自動車製造業A社の工場では、AIによる品質検査を導入しました。品質検査はこれまで人が行っていましたが、さらなる量産体制の構築にあわせ、より効率的に品質検査が行うためにAIを導入。その結果、AIの機械学習により安定した品質検査が可能になりました。今後はすべての品質検査がAIに置き換えられる予定となっています。

最新技術を活用して工場の無人化を実現

工作機械の製造業B社は、IoTやビッグデータ、AIなどの最新技術を活用し、工場の自動化・無人化を推進しています。積極的に取り組みを行った結果、ある工場では週末の72時間を無人で稼働することに成功しました。

また、自動化によって削減されたリソースを付加価値の高い業務に再分配し、生産性向上を図っています。

ピッキングと搬送を自走式ロボットで自動化

物流業のC社では、これまで人が行っていたピッキング作業をロボットで自動化しています。自走式ロボットであればピッキングだけでなく搬送までを完全自動化できると考え、自走式ロボットを導入。

その結果、ピッキングと搬送の自動化に成功し、生産労働性は1.6倍、必要人員18人から11人への削減に成功しています。

工場の自動化の実現に向けたポイント

最後に、工場の自動化の課題をふまえ、自動化実現に向けたポイントを解説します。

自動化の目的の明確化や課題を抽出する

まずは自動化の目的を明確化し、課題を抽出しましょう。自動化の取り組みには決して少なくないコストがかかります。投入するコストに対して得られる効果が十分なのかは、目的や課題が明確になっていなければ判断が難しいでしょう。まずは目的や課題を明確化し、KPIを設定すれば、取り組み後の効果測定が行いやすくなります。

スモールスタートから進める

導入候補に複数の現場がある場合には、パイロットとして一つの現場からスモールスタートで導入を行い、徐々に全体に展開していきましょう。

そのうえで繰り返し効果検証を行えば、より具体的に自動化の効果を想定しやすくなり、トラブルのない導入が実現します。

既存設備との連携を考える

現在の技術やコストなどの理由から、どの工場においても全ての業務を一気に自動化するのは難しいはずです。一定数の既存設備はそのまま残り続けることになります。

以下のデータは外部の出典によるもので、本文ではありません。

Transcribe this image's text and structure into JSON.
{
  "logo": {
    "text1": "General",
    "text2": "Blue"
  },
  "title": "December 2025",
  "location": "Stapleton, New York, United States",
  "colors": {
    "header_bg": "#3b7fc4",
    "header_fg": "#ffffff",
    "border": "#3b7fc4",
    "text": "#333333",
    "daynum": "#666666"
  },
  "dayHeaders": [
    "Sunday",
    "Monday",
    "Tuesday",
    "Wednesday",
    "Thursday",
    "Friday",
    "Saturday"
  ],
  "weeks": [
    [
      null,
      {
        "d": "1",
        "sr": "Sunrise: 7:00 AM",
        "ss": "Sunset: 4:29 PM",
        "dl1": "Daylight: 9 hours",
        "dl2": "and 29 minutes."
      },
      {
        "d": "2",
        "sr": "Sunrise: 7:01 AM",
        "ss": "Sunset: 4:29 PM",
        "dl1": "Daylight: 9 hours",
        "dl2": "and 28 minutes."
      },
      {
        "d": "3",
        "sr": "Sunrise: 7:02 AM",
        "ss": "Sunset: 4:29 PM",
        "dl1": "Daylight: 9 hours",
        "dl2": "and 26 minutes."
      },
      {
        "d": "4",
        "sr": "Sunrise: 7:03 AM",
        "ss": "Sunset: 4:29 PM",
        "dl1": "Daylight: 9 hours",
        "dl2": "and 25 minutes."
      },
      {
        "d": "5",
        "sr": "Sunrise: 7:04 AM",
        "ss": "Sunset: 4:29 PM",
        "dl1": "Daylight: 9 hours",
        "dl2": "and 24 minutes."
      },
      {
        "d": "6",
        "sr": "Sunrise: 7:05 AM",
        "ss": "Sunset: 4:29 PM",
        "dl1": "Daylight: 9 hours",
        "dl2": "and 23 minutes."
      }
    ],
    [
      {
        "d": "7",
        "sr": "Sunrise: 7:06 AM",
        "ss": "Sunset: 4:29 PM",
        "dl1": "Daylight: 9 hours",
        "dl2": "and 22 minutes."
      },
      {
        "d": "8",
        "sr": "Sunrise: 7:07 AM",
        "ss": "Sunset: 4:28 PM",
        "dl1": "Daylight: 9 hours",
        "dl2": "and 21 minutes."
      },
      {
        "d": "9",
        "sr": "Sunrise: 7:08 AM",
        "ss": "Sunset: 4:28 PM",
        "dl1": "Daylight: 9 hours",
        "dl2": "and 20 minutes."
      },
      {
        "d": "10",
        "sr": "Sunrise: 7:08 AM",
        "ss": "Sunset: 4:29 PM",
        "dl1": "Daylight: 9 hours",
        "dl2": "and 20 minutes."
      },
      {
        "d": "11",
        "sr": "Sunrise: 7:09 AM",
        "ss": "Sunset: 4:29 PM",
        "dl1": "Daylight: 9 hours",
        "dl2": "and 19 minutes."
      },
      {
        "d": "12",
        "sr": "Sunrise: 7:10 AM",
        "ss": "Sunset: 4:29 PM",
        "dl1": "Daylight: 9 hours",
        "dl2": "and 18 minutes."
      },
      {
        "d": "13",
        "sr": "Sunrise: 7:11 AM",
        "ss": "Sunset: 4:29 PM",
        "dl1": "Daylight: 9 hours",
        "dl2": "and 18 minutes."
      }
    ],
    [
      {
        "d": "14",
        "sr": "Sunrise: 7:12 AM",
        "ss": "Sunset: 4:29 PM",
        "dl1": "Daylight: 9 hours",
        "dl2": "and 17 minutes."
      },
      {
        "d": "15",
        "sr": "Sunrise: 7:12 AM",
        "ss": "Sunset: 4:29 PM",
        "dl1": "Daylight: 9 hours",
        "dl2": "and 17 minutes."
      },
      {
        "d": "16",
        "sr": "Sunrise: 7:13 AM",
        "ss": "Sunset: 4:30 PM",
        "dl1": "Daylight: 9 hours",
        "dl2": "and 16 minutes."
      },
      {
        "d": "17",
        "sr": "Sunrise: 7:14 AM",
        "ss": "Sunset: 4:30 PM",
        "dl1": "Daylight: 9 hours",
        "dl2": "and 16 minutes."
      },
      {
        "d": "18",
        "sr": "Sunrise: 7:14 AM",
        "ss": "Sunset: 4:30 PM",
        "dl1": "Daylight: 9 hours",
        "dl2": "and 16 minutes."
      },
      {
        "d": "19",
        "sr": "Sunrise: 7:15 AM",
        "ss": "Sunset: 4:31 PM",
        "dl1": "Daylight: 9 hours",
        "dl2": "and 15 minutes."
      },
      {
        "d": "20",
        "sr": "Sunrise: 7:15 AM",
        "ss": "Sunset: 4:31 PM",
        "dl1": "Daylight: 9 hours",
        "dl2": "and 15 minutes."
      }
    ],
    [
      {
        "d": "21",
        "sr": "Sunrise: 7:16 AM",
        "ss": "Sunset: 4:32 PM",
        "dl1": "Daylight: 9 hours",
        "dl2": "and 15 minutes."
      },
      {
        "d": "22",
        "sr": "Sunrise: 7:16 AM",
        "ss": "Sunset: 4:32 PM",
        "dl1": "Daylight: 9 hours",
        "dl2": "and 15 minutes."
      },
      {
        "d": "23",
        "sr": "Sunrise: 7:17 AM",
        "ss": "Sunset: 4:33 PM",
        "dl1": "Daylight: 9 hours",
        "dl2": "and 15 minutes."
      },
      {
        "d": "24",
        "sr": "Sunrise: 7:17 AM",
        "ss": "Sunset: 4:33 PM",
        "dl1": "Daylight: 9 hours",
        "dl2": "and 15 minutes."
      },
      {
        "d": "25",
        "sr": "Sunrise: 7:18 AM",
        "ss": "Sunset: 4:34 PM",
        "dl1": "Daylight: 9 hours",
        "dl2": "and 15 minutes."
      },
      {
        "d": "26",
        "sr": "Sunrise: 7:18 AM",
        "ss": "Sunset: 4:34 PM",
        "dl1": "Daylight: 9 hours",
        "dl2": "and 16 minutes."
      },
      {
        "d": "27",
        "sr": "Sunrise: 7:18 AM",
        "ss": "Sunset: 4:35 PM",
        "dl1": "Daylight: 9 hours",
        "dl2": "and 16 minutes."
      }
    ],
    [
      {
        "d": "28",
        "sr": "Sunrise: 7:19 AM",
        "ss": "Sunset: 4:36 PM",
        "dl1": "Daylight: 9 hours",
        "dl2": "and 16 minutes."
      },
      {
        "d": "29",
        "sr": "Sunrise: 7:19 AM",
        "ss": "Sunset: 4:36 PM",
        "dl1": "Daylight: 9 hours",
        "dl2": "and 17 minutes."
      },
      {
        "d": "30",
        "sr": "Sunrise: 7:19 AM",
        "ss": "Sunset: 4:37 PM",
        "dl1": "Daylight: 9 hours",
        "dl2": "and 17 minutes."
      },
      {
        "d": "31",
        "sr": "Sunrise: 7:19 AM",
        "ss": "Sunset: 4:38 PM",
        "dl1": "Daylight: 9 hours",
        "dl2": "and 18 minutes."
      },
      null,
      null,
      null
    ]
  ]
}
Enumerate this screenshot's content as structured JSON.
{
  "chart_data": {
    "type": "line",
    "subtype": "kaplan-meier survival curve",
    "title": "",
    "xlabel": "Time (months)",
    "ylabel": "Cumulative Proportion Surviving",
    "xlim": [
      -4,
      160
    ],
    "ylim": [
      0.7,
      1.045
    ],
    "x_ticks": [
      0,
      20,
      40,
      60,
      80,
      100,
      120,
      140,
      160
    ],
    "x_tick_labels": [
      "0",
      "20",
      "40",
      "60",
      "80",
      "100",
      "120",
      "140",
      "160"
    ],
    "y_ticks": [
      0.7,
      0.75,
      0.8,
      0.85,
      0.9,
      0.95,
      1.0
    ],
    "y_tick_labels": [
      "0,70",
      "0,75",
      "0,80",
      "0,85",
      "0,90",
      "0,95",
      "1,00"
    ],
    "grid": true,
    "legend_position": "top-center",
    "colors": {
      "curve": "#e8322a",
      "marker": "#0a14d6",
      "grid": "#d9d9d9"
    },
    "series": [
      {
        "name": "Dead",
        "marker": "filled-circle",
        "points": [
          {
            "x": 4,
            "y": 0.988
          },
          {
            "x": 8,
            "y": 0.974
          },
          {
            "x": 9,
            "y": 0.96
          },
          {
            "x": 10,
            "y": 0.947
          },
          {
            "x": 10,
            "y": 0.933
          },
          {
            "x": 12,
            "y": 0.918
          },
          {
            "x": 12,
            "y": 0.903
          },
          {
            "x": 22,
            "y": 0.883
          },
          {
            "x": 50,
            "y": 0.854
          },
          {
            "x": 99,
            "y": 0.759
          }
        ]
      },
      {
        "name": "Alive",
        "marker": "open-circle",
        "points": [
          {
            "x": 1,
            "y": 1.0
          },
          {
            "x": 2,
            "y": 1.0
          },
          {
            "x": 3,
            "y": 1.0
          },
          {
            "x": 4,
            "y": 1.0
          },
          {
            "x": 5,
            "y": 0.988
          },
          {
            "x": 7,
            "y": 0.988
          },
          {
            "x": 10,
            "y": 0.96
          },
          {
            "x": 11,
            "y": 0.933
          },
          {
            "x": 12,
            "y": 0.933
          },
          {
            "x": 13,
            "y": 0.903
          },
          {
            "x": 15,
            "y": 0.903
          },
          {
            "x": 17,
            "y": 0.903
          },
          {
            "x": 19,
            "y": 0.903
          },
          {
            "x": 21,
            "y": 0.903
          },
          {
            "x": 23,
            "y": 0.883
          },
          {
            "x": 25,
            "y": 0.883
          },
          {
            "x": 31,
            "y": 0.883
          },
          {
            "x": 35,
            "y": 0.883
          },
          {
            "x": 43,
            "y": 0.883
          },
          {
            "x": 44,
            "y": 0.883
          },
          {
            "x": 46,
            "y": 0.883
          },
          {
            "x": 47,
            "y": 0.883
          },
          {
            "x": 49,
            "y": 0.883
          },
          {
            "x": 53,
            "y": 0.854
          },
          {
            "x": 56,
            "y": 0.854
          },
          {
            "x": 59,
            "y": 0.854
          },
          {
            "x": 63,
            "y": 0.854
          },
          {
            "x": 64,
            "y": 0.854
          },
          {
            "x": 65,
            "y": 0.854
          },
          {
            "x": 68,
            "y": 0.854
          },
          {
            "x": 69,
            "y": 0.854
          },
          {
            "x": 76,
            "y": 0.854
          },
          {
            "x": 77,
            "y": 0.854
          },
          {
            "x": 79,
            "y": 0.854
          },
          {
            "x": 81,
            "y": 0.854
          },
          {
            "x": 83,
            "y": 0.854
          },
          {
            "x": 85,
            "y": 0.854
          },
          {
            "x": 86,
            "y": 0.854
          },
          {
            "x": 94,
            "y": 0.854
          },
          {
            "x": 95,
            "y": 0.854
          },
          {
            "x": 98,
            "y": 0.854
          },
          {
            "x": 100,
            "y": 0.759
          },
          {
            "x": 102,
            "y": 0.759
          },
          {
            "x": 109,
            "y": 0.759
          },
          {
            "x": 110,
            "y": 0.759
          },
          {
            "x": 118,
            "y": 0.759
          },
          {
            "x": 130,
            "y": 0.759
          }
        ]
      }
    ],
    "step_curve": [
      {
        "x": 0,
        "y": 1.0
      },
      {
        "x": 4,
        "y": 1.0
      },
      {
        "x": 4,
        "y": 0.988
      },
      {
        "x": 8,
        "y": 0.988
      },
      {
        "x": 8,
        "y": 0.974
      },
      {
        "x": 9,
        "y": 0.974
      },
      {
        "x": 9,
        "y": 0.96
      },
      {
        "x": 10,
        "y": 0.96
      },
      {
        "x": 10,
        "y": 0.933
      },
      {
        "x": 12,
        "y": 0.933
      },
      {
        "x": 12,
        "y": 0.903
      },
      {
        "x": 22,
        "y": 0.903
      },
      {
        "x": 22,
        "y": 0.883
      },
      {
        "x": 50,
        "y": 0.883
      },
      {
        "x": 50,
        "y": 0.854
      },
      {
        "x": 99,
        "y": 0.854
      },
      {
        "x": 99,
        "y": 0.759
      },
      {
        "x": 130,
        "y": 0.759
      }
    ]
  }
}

その際、新しく導入した機械やシステムが既存設備と連携できないと、生産工程が止まり、大きな損失に繋がる可能性があります。既存設備との連携が可能かを入念にテストし、影響をできる限り最小化したかたちで導入を検討しましょう。

従業員への周知や環境整・教育が必要

自動化の取り組みによってこれまでの仕組みががらりと変わるため、変化に対する従業員の負担が大きくなります。

長年自分が担当していた作業が機械やシステムに置き換わってしまうことや、手が空いたためによく分からない別業務にアサインされてしまうことに抵抗を感じる従業員もいるでしょう。従業員の理解・協力を得られるよう、周知や教育などの環境整備に力を入れることが重要です。

まとめ

工場を自動化するファクトリーオートメーションの取り組みは多くの企業で始まっていますが、多くの課題に直面している企業が多いのが現状です。自動化ができれば多くのメリットが得られますが、多大なコストがかかるリスクもあるため、慎重に取り組む必要があります。

この記事で解説したポイントを参考に、メリットとリスクの両面を理解したうえで、効果的な工場の自動化にぜひ取り組んでみてください。